Дворникова ее неистовство ничуть не испугало, а, наоборот, кажется, удовлетворило. Нормальная человеческая реакция на подлость, что же тут такого!
Он поддакивал, жевал, ухмылялся и как-то уж очень плотоядно посматривал в ее сторону время от времени. Заподозрила неладное Соня, когда тот закрыл лицо кухонным полотенцем и начал мелко хихикать, вздрагивая всем своим худым длинным телом.

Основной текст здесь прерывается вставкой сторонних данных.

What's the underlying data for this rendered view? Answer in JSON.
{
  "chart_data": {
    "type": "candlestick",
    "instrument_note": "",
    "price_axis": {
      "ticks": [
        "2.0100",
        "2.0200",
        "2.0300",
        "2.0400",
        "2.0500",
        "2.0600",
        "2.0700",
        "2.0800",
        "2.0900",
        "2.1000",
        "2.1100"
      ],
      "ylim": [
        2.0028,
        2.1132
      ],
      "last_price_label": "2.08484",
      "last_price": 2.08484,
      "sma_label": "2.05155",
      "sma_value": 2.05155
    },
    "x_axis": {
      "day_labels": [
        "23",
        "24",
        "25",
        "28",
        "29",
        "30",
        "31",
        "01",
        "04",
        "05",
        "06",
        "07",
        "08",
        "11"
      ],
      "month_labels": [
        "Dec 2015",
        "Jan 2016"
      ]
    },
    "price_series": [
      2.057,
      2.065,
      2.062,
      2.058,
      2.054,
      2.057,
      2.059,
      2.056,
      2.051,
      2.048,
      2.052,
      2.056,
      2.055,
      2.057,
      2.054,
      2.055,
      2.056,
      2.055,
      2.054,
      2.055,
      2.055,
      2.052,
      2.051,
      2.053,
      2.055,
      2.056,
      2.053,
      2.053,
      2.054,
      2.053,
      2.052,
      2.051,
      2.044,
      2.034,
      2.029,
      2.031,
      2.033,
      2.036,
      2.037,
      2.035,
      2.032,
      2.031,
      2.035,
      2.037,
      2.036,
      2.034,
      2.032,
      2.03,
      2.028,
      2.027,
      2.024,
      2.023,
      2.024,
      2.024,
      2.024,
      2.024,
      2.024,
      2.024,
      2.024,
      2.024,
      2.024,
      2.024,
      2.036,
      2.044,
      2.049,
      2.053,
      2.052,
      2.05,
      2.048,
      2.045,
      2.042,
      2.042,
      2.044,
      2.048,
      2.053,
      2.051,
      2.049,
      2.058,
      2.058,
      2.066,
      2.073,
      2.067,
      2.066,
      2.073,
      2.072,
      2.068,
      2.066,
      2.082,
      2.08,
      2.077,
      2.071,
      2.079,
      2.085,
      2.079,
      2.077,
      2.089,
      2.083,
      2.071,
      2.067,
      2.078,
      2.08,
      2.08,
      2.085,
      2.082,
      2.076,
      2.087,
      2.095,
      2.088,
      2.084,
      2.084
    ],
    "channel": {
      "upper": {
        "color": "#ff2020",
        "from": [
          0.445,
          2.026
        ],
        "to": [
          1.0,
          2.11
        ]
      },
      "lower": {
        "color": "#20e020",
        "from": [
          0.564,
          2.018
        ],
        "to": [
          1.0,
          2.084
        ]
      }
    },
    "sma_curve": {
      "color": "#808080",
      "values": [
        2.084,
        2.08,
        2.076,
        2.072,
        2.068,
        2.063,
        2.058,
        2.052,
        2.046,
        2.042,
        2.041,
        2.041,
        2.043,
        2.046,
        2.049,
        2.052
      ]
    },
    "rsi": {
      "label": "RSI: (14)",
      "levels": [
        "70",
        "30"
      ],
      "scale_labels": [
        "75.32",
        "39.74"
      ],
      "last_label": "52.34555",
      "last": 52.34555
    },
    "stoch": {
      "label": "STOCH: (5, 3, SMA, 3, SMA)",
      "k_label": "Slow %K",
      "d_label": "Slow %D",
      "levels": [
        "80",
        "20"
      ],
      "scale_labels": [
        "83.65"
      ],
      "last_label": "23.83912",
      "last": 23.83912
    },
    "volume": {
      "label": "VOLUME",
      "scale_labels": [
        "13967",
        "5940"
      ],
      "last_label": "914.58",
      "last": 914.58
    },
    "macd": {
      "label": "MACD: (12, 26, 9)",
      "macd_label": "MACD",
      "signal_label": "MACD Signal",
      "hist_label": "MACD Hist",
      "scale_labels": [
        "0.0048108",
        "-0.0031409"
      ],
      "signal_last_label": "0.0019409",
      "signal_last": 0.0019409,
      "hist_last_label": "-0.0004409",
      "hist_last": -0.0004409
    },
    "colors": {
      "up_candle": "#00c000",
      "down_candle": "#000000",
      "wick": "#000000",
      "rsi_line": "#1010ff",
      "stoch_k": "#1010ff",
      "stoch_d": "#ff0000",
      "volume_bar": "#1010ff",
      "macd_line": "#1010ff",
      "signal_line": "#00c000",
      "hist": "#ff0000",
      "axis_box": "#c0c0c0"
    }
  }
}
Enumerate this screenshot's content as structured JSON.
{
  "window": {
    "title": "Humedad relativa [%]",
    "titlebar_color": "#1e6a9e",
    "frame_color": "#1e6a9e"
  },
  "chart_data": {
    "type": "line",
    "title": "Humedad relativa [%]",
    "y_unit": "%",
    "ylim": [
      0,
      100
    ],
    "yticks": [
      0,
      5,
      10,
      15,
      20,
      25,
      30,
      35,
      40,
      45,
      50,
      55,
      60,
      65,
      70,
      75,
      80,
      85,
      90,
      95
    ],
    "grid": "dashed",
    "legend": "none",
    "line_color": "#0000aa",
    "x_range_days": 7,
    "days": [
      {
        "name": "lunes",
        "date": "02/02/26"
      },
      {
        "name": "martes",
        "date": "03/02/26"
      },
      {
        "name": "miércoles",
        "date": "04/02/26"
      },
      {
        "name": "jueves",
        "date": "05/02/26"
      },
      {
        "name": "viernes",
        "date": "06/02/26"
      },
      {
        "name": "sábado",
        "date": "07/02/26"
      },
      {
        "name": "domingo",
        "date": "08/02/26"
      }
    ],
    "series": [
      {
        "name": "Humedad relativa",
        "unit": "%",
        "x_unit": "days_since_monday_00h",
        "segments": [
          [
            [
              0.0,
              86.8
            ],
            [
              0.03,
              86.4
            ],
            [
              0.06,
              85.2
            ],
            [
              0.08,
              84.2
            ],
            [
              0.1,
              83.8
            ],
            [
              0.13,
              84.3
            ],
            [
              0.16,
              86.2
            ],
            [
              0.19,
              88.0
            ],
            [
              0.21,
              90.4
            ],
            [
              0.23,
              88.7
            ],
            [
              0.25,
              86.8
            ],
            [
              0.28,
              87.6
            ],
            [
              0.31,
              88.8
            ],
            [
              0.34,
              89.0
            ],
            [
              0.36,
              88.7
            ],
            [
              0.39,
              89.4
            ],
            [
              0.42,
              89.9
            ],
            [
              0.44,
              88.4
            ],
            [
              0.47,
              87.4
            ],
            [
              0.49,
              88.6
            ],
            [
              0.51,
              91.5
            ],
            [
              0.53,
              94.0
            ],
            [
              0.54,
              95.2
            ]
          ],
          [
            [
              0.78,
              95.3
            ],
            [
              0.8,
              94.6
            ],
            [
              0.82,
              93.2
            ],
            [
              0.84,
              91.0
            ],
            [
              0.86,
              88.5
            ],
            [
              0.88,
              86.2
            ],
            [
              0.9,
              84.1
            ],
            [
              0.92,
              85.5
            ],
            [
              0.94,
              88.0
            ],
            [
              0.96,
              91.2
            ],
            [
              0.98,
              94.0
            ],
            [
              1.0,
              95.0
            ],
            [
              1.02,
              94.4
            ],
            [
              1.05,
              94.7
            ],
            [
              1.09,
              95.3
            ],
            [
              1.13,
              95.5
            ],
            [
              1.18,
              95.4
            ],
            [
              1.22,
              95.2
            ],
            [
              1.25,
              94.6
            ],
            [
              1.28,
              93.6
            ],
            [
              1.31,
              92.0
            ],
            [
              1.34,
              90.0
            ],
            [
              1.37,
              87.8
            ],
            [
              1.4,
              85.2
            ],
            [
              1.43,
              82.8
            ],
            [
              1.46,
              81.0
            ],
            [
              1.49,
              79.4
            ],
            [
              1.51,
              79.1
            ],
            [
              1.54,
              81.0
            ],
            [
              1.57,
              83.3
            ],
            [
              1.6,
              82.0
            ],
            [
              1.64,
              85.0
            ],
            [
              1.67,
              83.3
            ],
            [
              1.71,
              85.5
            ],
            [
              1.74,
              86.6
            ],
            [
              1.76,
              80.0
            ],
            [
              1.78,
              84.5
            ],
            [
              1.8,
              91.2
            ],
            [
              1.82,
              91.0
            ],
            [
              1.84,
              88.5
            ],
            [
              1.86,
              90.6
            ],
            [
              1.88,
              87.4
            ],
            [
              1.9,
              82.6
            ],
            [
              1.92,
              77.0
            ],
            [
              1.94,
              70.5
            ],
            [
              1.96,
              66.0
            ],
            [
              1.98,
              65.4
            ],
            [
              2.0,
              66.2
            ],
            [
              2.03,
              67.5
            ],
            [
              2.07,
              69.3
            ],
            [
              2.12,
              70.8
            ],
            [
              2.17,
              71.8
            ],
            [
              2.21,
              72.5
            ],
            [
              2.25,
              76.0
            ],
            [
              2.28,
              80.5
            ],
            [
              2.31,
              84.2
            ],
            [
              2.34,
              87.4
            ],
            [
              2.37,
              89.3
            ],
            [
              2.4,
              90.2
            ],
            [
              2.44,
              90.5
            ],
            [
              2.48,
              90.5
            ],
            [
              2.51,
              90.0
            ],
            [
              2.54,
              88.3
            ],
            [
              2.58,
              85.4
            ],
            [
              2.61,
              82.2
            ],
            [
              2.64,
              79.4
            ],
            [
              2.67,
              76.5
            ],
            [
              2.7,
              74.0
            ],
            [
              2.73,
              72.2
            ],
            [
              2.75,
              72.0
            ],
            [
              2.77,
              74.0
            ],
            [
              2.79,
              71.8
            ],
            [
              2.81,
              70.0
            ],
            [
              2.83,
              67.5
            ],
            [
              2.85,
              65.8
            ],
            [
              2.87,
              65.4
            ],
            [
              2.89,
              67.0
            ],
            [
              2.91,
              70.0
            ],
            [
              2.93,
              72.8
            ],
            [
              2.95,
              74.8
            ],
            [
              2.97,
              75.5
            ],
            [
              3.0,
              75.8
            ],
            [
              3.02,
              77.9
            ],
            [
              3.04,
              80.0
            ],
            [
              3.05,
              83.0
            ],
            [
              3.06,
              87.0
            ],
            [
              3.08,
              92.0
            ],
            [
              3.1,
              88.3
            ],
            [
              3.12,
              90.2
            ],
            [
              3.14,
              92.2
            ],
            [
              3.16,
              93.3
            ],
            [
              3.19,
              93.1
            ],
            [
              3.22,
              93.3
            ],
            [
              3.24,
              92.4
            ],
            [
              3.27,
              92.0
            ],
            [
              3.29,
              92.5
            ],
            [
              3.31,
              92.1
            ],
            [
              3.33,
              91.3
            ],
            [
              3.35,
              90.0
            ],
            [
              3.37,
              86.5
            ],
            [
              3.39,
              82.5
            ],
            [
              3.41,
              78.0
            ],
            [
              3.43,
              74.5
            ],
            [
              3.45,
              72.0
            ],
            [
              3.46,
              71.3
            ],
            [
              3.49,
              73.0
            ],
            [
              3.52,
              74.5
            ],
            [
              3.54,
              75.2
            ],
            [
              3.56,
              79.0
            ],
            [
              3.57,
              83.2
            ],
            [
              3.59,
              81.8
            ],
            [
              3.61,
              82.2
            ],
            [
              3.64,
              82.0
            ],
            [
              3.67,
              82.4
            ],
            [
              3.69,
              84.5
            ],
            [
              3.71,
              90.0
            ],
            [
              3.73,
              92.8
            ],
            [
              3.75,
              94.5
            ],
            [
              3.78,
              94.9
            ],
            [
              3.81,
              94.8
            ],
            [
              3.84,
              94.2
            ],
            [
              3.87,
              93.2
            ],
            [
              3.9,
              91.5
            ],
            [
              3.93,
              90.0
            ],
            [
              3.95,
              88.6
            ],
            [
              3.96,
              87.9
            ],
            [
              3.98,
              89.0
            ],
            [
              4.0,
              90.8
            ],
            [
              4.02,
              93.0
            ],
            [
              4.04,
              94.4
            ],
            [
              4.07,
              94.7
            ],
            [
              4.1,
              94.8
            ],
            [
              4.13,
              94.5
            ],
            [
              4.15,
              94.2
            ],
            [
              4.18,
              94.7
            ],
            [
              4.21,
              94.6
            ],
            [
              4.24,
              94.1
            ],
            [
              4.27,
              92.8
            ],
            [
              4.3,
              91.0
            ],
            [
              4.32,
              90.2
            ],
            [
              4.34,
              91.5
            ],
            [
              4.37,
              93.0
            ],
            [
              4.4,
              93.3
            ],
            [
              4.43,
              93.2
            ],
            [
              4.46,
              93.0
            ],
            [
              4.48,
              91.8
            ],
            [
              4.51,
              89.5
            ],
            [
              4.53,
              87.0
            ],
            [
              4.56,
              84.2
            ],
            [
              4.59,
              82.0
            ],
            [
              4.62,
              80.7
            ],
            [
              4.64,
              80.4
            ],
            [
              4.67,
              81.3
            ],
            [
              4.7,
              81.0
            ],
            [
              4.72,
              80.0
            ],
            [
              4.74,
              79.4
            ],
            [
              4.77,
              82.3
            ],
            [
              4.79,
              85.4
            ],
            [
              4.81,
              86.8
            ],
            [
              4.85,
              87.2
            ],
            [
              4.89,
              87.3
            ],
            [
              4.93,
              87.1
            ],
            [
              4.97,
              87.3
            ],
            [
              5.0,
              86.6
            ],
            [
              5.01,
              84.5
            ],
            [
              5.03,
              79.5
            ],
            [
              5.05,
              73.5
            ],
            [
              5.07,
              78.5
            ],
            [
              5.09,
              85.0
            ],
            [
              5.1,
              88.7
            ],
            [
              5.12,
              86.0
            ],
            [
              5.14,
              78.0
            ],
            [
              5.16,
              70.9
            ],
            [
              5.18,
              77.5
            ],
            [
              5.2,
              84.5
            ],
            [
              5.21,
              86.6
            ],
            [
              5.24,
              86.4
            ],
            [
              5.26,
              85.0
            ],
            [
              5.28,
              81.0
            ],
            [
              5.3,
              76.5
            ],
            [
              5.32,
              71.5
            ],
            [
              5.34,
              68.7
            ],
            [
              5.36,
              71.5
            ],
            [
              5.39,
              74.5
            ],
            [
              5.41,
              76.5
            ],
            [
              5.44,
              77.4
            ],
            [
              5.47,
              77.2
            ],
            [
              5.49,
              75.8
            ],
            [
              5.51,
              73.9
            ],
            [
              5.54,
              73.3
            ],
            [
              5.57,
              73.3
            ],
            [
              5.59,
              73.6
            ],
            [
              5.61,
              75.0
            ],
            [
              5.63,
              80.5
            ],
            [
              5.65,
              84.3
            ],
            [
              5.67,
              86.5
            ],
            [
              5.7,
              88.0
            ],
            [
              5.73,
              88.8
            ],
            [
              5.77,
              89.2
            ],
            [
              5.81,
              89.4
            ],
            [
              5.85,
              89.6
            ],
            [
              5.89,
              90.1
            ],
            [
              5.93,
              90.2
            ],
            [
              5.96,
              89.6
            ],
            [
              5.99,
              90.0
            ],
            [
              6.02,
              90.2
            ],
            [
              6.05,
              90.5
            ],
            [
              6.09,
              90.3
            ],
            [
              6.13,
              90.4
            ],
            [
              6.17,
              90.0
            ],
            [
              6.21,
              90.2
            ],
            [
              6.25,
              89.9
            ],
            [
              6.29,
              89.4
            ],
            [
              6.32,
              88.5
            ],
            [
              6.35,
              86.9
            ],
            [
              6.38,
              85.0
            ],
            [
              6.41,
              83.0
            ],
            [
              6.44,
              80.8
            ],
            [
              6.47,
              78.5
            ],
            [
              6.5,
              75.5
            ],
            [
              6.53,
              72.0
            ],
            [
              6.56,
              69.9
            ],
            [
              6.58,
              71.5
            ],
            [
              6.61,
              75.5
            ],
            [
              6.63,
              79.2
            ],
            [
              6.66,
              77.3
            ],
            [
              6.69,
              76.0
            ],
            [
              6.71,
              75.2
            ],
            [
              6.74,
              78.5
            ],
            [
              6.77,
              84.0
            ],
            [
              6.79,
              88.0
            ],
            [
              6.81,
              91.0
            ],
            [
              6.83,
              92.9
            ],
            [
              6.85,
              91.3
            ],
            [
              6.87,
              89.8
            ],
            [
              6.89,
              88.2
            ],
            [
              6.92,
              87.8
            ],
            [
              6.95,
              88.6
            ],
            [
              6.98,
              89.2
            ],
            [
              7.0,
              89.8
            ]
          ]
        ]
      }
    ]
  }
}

– Что?! Что-то есть еще, да? Я угадала? Главный козырь у тебя в рукаве, Макс? Говори! – И она не хотела быть грубой, да шарахнула Дворникова с силой по макушке.
Тот притворно заохал, вогнал голову в плечи, загородился от нее руками и, не переставая хихикать, проговорил с гортанным бульканьем:
– Так получается, Софи, что ты снова по уши в дерьме! Кругом, целиком и полностью! Тебя прямо сейчас можно брать за шиворот и тащить в околоток!
– К-как?.. Ты чего мелешь, идиот совсем, да???
Она попятилась от него к стене, споткнулась о свои же тапки и едва удержалась на ногах. Спасибо Максу, спохватился. Подскочил с места, ухватил ее за локоток. Довел до табуретки, усадил с заботливостью сестры милосердия и при этом вполне нормальным серьезным голосом обронил:
– Я ничего не мелю, Софи. Дело – дрянь.
– Ты можешь объяснить, в чем дело? – Она со стуком поставила локти на стол и спрятала лицо в ладонях. – Говори, что?! Добивай меня, чего уж!
– Какое-то время назад у этого паспортного мастера побывала некая молодая особа, тоже очень живо интересующаяся личностью Татьяны.
– Как это?!
Перед глазами крутились огромные оранжевые круги, множась, наползая друг на друга и заслоняя собой весь белый свет.
– Я там не была! Я везде только с тобой, Макс, ты же знаешь и…
– Прекрати оправдываться, дорогая. – Его широкая узловатая ладонь похлопала ее по лопаткам. – Я-то тебе верю, а вот менты… Им же ничего не стоит подтасовать факты. Раз ты искала, раз нашла, значит, ты и пришила.
– Так, остановись сейчас же! – прикрикнула на него Соня, поняв, что того понесло то ли от пива, то ли от эйфории успешно проведенной операции. – Остановись! При чем тут искала и убила?! Как это может соприкасаться, объясни?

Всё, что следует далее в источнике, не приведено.